# Hay Storage



## goatshows (Oct 5, 2007)

I have a small farm in New England and need a hay storage idea. I want something that is temporary so that i don't need a permit but will hold about 100 bales of hay. How do you store your hay?


----------



## happybleats (Sep 12, 2010)

Pallets and tarps.


----------



## AmyBoogie (May 20, 2013)

^^ that. I'm in Maine and that's how we do it.


----------



## Gunsmith48 (Jan 27, 2013)

My wife and I use Rhino shelters . They are heavy duty & hold up to the Colorado snow & wind. We use an 8x8ft as our hay storage, we use wood pallets to keep the bottom bales dry. It has been perfect for protecting our hay. We also have a 12x12 we use as our doe barn. They holdup to uv and weather. They are relativity easy to move, pull the roof,sides & disassemble frame move it to a new spot reassembly. Use four new ground anchors & cables; you are in business. I can sends some pics if you want. http://www.rhinoshelters.com/ I don't sell this product or have any other interests in the company. I was turn onto this product from a friend of mine who raises alpacas. She love them & I have had mine for two years.


----------



## LGFarm (May 30, 2013)

I would look into the rhino shelters. We have a couple of guys around us that use them for their hay and they seem to hold up. We do the tarp and skid thing too, but the tarps do not survive our wind (that is the first hay we use, so that it is gone by the end of December, beginning of January, before the real winds start), so we are annually replacing tarps. We are looking to move in the next year or so, so we aren't interested in investing more into something we are hoping not to need at the next place.


----------



## J.O.Y. Farm (Jan 10, 2012)

We use a shelter logic tent to store ours in.. It has over 100 bales in it and it works great  we put a trap on the ground and then put pallets down and stacked the hay on the pallets 

We can fit about 150 bales in here, but, if we had stacked the first load better we could fit more 
You just have to be sure you get the snow off the roof in the winter


----------



## OakHollowRanch (Jun 6, 2013)

We keep up to 12 bales in the corner of our barn.


----------



## KW Farms (Jun 21, 2008)

Good quality tarps. Pallets underneath will help prevent moisture from getting to those bottom bales.


----------



## toth boer goats (Jul 20, 2008)

In a barn and have the hay up on pallets.


----------



## hallsthirdacrefarm (Mar 30, 2011)

used *plastic* snap together mini barns / sheds from craigslist....we wait until we find one for $100-$150, usually about 8 by 12...andt hen put the hay on pallets.

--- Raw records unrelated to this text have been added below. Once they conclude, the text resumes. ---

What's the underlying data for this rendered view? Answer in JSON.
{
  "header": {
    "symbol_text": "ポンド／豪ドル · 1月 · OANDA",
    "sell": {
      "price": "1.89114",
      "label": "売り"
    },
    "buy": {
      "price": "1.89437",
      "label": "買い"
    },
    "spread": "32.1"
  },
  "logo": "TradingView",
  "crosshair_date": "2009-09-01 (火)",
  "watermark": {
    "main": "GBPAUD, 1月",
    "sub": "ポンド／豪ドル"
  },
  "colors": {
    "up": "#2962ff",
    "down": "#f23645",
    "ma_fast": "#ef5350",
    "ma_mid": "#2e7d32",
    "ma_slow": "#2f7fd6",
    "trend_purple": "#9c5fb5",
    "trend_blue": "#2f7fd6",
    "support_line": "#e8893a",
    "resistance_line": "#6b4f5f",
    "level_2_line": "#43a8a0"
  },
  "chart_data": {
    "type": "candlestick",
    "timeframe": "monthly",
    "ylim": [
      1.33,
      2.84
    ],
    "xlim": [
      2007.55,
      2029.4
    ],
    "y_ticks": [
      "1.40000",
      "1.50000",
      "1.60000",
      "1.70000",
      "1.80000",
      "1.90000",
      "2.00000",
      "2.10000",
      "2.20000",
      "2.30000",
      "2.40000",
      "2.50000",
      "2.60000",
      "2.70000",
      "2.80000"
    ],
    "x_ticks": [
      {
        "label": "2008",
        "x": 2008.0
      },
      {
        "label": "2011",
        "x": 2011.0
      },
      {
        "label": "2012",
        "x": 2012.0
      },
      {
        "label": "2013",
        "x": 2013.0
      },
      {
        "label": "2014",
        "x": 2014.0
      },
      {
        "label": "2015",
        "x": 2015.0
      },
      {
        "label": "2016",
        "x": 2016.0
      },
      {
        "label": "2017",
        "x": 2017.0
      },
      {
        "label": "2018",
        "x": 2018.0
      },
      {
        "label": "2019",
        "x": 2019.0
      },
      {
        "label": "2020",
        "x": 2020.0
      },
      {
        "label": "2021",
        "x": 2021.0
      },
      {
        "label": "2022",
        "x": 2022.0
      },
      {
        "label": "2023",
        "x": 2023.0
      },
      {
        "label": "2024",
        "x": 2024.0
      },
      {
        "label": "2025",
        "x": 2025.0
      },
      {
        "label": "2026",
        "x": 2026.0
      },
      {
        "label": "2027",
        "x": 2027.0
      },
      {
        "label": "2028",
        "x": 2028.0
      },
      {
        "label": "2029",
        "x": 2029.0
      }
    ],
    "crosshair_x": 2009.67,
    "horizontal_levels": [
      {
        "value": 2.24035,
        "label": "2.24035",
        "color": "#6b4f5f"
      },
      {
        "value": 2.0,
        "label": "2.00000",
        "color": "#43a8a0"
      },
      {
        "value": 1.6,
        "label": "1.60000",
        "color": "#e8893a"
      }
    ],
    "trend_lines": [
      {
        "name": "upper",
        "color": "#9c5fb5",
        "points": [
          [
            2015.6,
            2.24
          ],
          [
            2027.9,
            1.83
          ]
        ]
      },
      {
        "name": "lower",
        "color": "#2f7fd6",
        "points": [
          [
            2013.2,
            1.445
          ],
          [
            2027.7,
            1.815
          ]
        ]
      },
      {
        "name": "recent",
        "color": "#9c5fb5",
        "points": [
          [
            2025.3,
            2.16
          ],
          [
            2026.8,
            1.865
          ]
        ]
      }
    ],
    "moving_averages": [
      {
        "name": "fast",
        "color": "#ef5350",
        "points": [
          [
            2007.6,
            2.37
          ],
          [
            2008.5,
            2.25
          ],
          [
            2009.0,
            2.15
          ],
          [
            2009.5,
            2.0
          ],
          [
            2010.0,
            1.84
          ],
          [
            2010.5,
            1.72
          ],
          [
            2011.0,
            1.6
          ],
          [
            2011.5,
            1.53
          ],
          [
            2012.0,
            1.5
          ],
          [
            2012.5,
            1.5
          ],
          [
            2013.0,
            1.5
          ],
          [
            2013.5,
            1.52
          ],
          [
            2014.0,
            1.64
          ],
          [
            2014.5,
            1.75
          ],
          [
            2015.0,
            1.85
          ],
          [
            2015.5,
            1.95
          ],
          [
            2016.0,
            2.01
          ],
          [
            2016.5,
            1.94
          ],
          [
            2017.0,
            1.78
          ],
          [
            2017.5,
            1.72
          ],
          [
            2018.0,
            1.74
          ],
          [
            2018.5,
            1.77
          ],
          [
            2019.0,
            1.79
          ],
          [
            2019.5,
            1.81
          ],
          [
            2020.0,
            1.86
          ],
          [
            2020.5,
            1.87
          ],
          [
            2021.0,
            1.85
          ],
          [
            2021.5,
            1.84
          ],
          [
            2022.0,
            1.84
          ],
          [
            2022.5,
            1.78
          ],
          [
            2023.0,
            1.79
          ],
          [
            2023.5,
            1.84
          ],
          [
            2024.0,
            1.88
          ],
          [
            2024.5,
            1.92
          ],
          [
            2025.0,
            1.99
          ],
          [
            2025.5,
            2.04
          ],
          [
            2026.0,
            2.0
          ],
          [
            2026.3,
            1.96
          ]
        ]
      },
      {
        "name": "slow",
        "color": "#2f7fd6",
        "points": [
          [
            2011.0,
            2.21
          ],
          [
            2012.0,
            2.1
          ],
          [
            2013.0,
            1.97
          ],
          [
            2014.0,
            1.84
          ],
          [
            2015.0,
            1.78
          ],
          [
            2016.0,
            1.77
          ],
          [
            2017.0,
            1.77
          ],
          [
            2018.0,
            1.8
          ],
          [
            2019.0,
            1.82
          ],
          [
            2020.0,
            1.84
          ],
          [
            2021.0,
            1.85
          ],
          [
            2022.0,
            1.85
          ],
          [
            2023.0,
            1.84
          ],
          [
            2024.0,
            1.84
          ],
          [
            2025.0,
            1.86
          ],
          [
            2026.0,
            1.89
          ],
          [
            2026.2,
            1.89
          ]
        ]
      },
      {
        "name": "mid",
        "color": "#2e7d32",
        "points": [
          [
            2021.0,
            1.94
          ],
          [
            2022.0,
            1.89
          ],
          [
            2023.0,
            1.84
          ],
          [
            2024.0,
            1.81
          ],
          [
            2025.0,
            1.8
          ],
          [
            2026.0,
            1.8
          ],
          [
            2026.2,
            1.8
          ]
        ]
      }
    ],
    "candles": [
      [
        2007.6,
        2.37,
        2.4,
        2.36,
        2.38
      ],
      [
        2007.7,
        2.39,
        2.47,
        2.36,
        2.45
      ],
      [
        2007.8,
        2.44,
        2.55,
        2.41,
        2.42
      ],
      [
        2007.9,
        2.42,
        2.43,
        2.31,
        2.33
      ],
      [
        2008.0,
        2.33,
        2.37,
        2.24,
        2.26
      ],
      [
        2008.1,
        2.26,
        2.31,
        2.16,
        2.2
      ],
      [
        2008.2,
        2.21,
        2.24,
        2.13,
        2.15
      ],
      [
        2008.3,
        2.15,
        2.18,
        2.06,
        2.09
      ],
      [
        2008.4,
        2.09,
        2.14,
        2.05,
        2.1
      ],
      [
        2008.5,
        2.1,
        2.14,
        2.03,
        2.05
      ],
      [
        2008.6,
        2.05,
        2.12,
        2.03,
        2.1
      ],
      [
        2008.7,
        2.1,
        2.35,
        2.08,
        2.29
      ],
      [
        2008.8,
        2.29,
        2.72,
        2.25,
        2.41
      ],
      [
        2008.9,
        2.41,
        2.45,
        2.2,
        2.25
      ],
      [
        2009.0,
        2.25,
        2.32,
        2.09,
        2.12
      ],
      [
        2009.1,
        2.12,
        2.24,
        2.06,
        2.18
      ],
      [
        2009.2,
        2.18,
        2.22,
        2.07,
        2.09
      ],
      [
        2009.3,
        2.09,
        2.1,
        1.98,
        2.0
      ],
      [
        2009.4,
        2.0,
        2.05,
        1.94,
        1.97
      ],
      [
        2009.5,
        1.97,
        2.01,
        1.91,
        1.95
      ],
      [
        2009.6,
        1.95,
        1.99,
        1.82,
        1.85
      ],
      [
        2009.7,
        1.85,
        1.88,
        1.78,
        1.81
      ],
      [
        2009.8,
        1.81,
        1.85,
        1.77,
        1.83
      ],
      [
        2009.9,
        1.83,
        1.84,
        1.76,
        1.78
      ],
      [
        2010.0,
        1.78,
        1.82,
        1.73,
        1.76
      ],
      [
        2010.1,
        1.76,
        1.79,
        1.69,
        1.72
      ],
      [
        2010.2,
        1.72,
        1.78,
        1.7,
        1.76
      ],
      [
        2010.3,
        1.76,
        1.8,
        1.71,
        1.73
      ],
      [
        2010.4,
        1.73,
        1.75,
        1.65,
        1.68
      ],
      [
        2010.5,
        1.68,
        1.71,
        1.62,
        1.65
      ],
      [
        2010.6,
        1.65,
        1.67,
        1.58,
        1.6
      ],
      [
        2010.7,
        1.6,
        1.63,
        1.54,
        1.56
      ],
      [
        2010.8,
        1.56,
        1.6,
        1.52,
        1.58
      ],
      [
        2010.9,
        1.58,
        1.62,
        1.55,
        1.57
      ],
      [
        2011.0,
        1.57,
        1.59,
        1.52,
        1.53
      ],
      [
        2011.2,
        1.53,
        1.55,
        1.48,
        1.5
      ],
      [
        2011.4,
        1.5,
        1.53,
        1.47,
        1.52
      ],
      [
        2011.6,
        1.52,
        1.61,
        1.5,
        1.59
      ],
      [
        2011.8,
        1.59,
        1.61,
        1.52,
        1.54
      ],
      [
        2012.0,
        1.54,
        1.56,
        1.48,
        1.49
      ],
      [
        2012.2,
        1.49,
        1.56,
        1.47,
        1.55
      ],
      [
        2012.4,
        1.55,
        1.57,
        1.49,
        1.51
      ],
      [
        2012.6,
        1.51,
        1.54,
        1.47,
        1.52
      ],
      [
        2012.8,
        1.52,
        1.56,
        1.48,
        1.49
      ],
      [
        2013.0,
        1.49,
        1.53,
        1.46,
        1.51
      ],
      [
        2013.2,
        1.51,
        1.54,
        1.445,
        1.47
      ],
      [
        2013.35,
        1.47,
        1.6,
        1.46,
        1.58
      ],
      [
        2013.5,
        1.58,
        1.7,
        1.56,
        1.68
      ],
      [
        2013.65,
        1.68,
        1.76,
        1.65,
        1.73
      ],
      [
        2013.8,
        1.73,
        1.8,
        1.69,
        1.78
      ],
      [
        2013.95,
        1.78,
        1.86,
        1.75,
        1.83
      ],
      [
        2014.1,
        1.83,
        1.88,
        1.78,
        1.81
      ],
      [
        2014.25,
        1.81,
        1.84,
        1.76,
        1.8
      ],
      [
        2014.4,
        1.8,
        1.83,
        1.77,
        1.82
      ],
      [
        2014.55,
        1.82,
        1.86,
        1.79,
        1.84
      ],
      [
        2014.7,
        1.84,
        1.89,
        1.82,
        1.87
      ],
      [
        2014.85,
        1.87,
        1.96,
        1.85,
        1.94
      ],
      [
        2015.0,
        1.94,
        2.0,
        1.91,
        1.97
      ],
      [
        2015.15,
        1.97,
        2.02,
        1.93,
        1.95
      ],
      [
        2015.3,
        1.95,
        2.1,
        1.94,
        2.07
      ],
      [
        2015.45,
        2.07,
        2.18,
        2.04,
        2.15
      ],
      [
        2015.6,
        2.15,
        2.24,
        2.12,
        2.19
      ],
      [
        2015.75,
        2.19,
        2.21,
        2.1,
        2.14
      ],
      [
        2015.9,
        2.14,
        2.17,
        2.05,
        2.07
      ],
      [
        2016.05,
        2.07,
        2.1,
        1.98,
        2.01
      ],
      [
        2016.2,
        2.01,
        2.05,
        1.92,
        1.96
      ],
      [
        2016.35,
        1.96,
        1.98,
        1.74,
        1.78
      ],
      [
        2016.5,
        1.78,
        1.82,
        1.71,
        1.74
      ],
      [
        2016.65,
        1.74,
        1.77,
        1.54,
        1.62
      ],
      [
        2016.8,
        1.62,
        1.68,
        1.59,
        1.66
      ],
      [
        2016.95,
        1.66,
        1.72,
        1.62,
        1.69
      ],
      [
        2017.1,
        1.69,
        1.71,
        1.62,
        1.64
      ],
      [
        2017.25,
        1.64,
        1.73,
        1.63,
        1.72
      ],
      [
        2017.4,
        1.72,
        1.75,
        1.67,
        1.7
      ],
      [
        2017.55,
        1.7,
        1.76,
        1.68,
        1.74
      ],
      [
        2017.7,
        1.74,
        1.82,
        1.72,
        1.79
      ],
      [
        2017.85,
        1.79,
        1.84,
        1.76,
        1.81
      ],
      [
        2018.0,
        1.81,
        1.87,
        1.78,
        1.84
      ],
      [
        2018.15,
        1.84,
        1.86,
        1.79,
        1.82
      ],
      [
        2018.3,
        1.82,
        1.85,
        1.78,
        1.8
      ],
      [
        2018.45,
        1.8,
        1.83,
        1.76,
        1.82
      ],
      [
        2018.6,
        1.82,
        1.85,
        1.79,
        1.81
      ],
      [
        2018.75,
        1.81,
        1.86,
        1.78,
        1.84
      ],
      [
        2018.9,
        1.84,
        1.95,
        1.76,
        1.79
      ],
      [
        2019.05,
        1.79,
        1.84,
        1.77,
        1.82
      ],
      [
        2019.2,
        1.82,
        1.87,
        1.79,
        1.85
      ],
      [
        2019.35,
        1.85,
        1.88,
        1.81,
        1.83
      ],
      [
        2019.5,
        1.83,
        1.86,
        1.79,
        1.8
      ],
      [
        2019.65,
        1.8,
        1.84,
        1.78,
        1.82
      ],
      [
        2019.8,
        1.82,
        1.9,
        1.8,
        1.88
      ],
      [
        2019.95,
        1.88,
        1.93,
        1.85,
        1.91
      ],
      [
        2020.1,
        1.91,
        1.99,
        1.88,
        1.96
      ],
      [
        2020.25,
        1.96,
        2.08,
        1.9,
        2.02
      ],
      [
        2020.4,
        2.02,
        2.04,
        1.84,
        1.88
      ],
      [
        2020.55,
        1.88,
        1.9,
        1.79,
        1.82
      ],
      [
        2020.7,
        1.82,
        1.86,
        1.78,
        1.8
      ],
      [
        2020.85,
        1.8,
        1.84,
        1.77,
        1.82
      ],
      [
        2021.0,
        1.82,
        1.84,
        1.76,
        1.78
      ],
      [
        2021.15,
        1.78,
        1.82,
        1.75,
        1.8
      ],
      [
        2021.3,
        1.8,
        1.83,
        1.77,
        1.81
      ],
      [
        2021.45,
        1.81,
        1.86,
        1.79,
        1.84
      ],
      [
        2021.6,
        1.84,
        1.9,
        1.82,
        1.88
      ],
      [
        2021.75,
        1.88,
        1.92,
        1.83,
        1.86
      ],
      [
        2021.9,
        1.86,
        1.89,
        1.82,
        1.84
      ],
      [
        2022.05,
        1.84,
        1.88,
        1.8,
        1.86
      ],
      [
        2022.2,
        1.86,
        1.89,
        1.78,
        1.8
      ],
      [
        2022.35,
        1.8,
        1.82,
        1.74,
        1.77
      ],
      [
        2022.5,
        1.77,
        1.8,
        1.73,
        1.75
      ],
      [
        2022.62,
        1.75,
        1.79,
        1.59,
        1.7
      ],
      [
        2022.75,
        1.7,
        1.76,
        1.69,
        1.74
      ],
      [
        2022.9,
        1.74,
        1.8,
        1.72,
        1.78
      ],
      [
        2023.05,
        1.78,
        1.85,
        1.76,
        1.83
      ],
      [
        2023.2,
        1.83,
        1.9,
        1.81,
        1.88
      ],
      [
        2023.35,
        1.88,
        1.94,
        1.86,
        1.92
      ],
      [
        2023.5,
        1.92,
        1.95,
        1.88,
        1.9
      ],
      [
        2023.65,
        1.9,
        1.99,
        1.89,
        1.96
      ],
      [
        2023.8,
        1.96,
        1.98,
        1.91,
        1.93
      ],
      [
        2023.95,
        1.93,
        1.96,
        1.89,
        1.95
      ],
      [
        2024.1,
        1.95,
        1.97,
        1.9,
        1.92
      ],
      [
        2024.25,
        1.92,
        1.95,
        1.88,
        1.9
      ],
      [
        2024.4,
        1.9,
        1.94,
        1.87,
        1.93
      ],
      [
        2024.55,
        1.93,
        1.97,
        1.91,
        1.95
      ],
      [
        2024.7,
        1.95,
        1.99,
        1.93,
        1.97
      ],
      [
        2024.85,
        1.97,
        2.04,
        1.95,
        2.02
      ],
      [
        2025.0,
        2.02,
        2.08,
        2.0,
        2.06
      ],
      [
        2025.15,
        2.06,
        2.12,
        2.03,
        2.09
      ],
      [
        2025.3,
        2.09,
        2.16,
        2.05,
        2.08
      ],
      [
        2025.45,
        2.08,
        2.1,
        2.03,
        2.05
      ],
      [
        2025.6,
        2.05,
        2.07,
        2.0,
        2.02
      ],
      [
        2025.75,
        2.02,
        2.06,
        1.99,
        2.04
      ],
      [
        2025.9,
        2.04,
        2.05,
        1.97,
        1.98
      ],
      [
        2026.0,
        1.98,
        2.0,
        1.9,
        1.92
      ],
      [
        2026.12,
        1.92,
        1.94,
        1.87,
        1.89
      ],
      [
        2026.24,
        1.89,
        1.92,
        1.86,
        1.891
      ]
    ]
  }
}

We use these as kidding pens too...but we have a small herd. We could probably get 30-50 bales in one depending on size.


----------



## Gunsmith48 (Jan 27, 2013)

This is a picture our shelter after the last storm of the season about the middle of May. It was a little storm only 6-8 inches of the heavy wet stuff. It held up again anything that mother. We had some 70 mph winds during the Spring. The UV is a major problemrmajo


----------



## Gunsmith48 (Jan 27, 2013)

Gunsmith48 said:


> This is a picture our shelter after the last storm of the season about the middle of May. It was a little storm only 6-8 inches of the heavy wet stuff. It held up again anything that mother. We had some 70 mph winds during the Spring. The UV is a major problem to any made of plastic. We live about 7,800 ft above see level, plastic tarps last 3-4 months. We have had ours 2 yrs. have see any beak down of the rubber coating.


----------



## Trickyroo (Sep 26, 2012)

Gunsmith48 said:


> Gunsmith48 said:
> 
> 
> > This is a picture our shelter after the last storm of the season about the middle of May. It was a little storm only 6-8 inches of the heavy wet stuff. It held up again anything that mother. We had some 70 mph winds during the Spring. The UV is a major problem to any made of plastic. We live about 7,800 ft above see level, plastic tarps last 3-4 months. We have had ours 2 yrs. have see any beak down of the rubber coating.
> ...


----------



## NyGoatMom (Jan 26, 2013)

We keep 30 bales in a corner of the garage on pallets


----------